Equivalent rock climbing grade: 5.11
On the mixed climbing scale, M7 is considered the first true test piece grade. The angle on these routes begins to steepen, the holds become smaller, and the movements become more complicated.
Almost all M7 routes are overhung, and the increased gravitational force adds to the difficulty and character of these climbs. Expect to climb for 80-120 feet of steady, pumped-up climbing, with crux portions that are comparable to a V6 boulder problem.
On an M7, the maneuvers will necessitate a higher level of technical understanding. It won’t be as simple as weighing your ice ax by hooking it on a ledge of granite. On the overhung terrain, steins and underclings will be required, as will figure fours and nines.
What it is: It’s dry tooling with longer routes or more difficult maneuvers than M7. Routes may be approaching horizontal climbing at this point.
Equivalent rock climbing grade: 5.11+
M8, the grade that propelled mixed climbing from a niche hobby to a full-fledged sport, is still a goal for many mixed climbers.
In terms of where they rank in the difficulty rankings, these routes are extremely similar to 5.11+. No mixed climber will be particularly impressed if you climb M8, just as no one will show up at the crag shouting about the 5.11d they’re planning.
What it is: It’s either a long vertical climb with really difficult grips or a moderate route with a 10-20 foot horizontal crux.
Equivalent rock climbing grade: 5.12
Because the holds can only become so small, M9 is probably the highest grade you could get on the vertical rock.
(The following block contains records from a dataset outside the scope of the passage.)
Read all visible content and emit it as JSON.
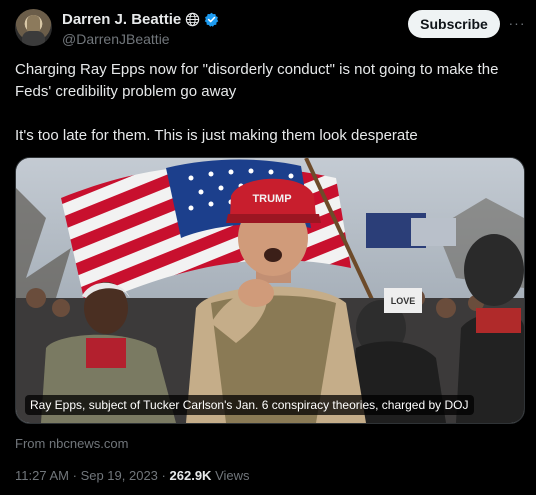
{
  "author": {
    "display_name": "Darren J. Beattie",
    "handle": "@DarrenJBeattie",
    "badges": [
      "globe-icon",
      "verified-badge-icon"
    ]
  },
  "actions": {
    "subscribe_label": "Subscribe",
    "more_label": "···"
  },
  "tweet": {
    "paragraphs": [
      "Charging Ray Epps now for \"disorderly conduct\" is not going to make the Feds' credibility problem go away",
      "It's too late for them. This is just making them look desperate"
    ]
  },
  "media": {
    "caption": "Ray Epps, subject of Tucker Carlson's Jan. 6 conspiracy theories, charged by DOJ",
    "hat_text": "TRUMP",
    "sign_text": "LOVE"
  },
  "link_source": "From nbcnews.com",
  "meta": {
    "time": "11:27 AM",
    "separator": "·",
    "date": "Sep 19, 2023",
    "views_count": "262.9K",
    "views_label": "Views"
  },
  "colors": {
    "background": "#000000",
    "text": "#e7e9ea",
    "muted": "#71767b",
    "verified": "#1d9bf0",
    "button_bg": "#eff3f4"
  }
}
These routes will be either incredibly technical and delicate vertical climbs requiring you to fight your way up 30 meters of thin pitches, or short, pumpy boulder issues.
What it is: It consists of at least 30 meters of overhanging routes or 10 meters of sheer vertical climbing with little to no rest.
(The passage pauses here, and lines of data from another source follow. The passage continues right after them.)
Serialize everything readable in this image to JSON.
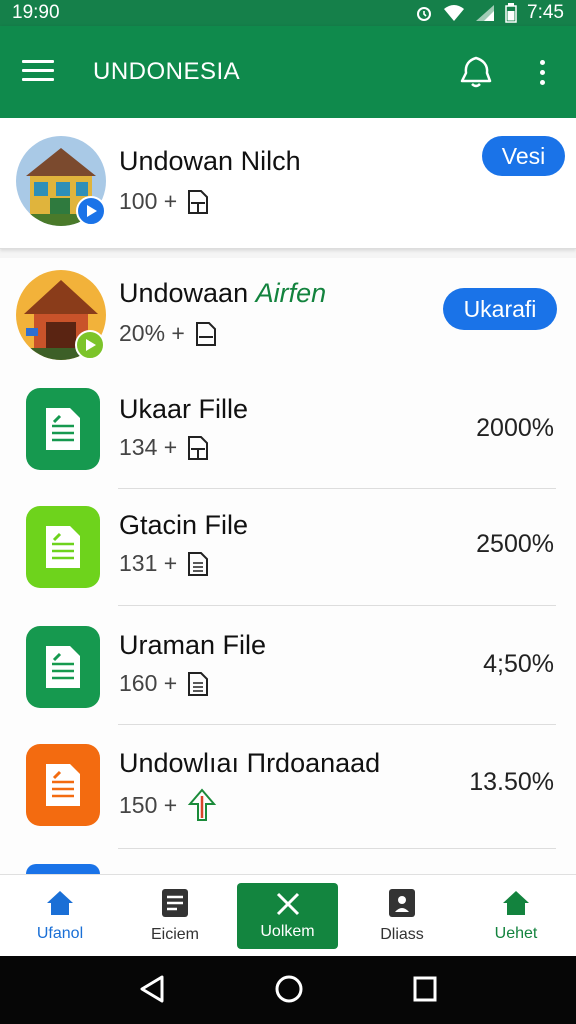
{
  "status_bar": {
    "time_left": "19:90",
    "time_right": "7:45"
  },
  "app_bar": {
    "title": "UNDONESIA",
    "icons": [
      "menu-icon",
      "bell-icon",
      "more-vert-icon"
    ]
  },
  "featured": [
    {
      "title": "Undowan Nilch",
      "subtitle": "100 +",
      "action": "Vesi",
      "badge_color": "#1a73e8"
    },
    {
      "title_plain": "Undowaan",
      "title_accent": "Airfen",
      "subtitle": "20% +",
      "action": "Ukarafi",
      "badge_color": "#7cc42a"
    }
  ],
  "files": [
    {
      "title": "Ukaar Fille",
      "count": "134 +",
      "percent": "2000%",
      "icon_color": "#16994f"
    },
    {
      "title": "Gtacin File",
      "count": "131 +",
      "percent": "2500%",
      "icon_color": "#6ed31c"
    },
    {
      "title": "Uraman File",
      "count": "160 +",
      "percent": "4;50%",
      "icon_color": "#16994f"
    },
    {
      "title": "Undowlıaı Πrdoanaad",
      "count": "150 +",
      "percent": "13.50%",
      "icon_color": "#f36b10"
    }
  ],
  "bottom_nav": [
    {
      "label": "Ufanol",
      "icon": "home-icon",
      "color": "#1a6fd6"
    },
    {
      "label": "Eiciem",
      "icon": "list-icon",
      "color": "#333333"
    },
    {
      "label": "Uolkem",
      "icon": "close-icon",
      "active": true
    },
    {
      "label": "Dliass",
      "icon": "contact-icon",
      "color": "#333333"
    },
    {
      "label": "Uehet",
      "icon": "home-icon",
      "color": "#13833e"
    }
  ],
  "colors": {
    "primary": "#0f8a4c",
    "accent_blue": "#1a73e8"
  }
}
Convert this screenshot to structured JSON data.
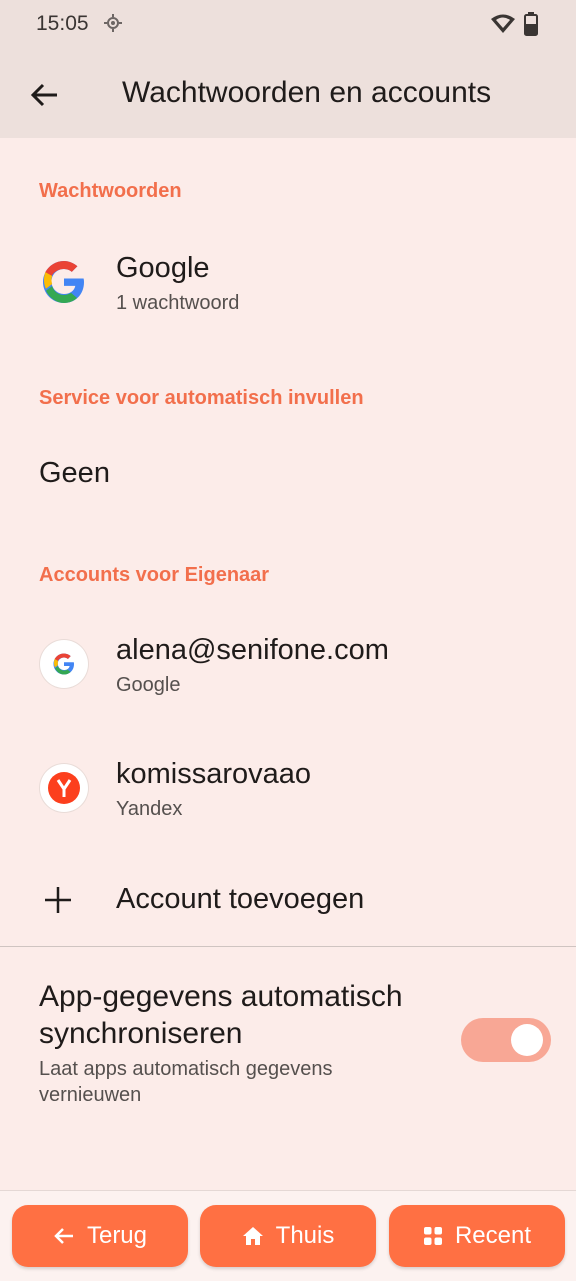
{
  "status": {
    "time": "15:05"
  },
  "appbar": {
    "title": "Wachtwoorden en accounts"
  },
  "passwords": {
    "header": "Wachtwoorden",
    "item": {
      "title": "Google",
      "subtitle": "1 wachtwoord",
      "icon": "google-logo-icon"
    }
  },
  "autofill": {
    "header": "Service voor automatisch invullen",
    "value": "Geen"
  },
  "accounts": {
    "header": "Accounts voor Eigenaar",
    "items": [
      {
        "title": "alena@senifone.com",
        "subtitle": "Google",
        "icon": "google-logo-icon"
      },
      {
        "title": "komissarovaao",
        "subtitle": "Yandex",
        "icon": "yandex-logo-icon"
      }
    ],
    "add_label": "Account toevoegen"
  },
  "sync": {
    "title": "App-gegevens automatisch synchroniseren",
    "subtitle": "Laat apps automatisch gegevens vernieuwen",
    "enabled": true
  },
  "navbar": {
    "back": "Terug",
    "home": "Thuis",
    "recent": "Recent"
  },
  "colors": {
    "accent": "#f26f4c",
    "nav_button": "#ff7043",
    "toggle_track": "#f8a795",
    "background": "#fcece9"
  }
}
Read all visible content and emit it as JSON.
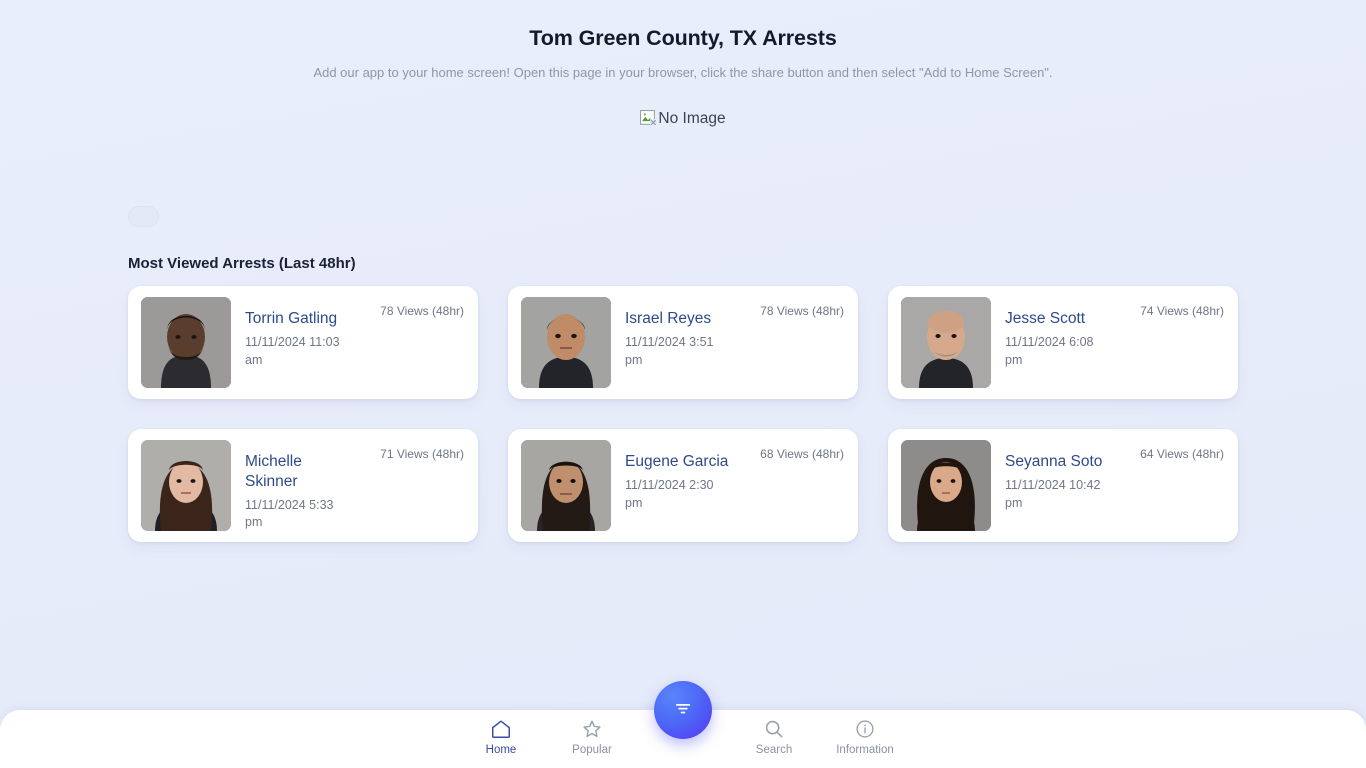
{
  "header": {
    "title": "Tom Green County, TX Arrests",
    "subtitle": "Add our app to your home screen! Open this page in your browser, click the share button and then select \"Add to Home Screen\"."
  },
  "hero": {
    "broken_image_alt": "No Image",
    "icon": "broken-image-icon"
  },
  "filter_pill": {
    "label": ""
  },
  "section": {
    "heading": "Most Viewed Arrests (Last 48hr)",
    "cards": [
      {
        "name": "Torrin Gatling",
        "date": "11/11/2024 11:03 am",
        "views": "78 Views (48hr)",
        "mugshot_alt": "Torrin Gatling mugshot"
      },
      {
        "name": "Israel Reyes",
        "date": "11/11/2024 3:51 pm",
        "views": "78 Views (48hr)",
        "mugshot_alt": "Israel Reyes mugshot"
      },
      {
        "name": "Jesse Scott",
        "date": "11/11/2024 6:08 pm",
        "views": "74 Views (48hr)",
        "mugshot_alt": "Jesse Scott mugshot"
      },
      {
        "name": "Michelle Skinner",
        "date": "11/11/2024 5:33 pm",
        "views": "71 Views (48hr)",
        "mugshot_alt": "Michelle Skinner mugshot"
      },
      {
        "name": "Eugene Garcia",
        "date": "11/11/2024 2:30 pm",
        "views": "68 Views (48hr)",
        "mugshot_alt": "Eugene Garcia mugshot"
      },
      {
        "name": "Seyanna Soto",
        "date": "11/11/2024 10:42 pm",
        "views": "64 Views (48hr)",
        "mugshot_alt": "Seyanna Soto mugshot"
      }
    ]
  },
  "bottom_nav": {
    "items": [
      {
        "label": "Home",
        "icon": "home-icon",
        "active": true
      },
      {
        "label": "Popular",
        "icon": "star-icon",
        "active": false
      },
      {
        "label": "Search",
        "icon": "search-icon",
        "active": false
      },
      {
        "label": "Information",
        "icon": "info-icon",
        "active": false
      }
    ],
    "fab": {
      "icon": "filter-icon",
      "label": "Filter"
    }
  },
  "colors": {
    "page_background": "#e8edfa",
    "card_background": "#ffffff",
    "link": "#2d4a8a",
    "muted_text": "#6f7686",
    "active_nav": "#3a4ba8",
    "fab_gradient_start": "#5a84fb",
    "fab_gradient_end": "#5436f2"
  }
}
Equivalent rock climbing grade: 5.12+
Now that you’ve gotten past the vertical rocks, you’ll need to start looking for some very difficult terrain to create an M10 route.
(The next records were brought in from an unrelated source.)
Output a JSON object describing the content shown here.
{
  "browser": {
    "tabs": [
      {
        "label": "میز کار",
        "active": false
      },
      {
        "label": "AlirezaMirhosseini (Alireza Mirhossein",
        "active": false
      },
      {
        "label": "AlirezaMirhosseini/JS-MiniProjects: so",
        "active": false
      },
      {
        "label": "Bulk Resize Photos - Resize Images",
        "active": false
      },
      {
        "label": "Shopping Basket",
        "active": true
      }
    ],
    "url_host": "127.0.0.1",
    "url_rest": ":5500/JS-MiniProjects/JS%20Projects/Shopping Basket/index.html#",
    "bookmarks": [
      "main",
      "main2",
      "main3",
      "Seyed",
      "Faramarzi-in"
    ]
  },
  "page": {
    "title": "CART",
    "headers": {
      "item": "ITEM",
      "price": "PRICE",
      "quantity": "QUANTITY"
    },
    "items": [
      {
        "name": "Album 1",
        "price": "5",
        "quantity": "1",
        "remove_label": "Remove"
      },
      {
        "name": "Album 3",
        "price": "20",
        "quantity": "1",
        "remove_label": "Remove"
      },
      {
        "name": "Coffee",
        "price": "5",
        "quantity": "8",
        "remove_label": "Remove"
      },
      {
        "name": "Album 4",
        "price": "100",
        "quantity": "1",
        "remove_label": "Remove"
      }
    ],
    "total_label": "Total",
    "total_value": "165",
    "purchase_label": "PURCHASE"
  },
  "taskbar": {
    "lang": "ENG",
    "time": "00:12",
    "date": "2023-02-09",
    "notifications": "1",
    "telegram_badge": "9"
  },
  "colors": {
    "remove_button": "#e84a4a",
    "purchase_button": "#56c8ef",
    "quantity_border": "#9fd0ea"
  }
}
These necessitate caves or basins with extended stretches of overhanging or high terrain. The moves will be burly and technical, the rests will be minimal, and the pump will be palpable.
In the mixed climbing arena, M10 is when you’ll start to raise some eyebrows, much like in rock climbing. No one will rush to make you famous, but people will have to appreciate you for overcoming such a challenge.
What it is: Either 15 meters of vertical climbing or a whole rope length of overhung and boulder-style movements are required.
Equivalent rock climbing grade: 5.13
When you start climbing M11, you’ve entered the virtuoso territory, to quote rock climbing legend and all-around badass John Long. These climbs are long and overhanging, with exceedingly tough moves on shaky grips.
Either you must struggle your way across a 50-foot vertical part or perform a complete rope length of tough moves (40 meters or more).
What it is: An M11 route with more difficult holds and movements or 20 meters or more of horizontal ascending.
Equivalent rock climbing grade: 5.14
When you talk about an M12, you’re talking about a rock with terrible grips, dynamic moves, and extremely steep terrain.
What it is: The very top of the mixed climbing difficulty scale. These routes are long and overhung, with a sequence of intricate and tough maneuvers.
Things start to get a little hazy as you go over M12.
This is where the above-mentioned disagreement comes into play. Because of the rapid growth of the sport, uncertainty about what gear/techniques you may use, and the folly of human judgment, determining what these routes are becoming extremely challenging.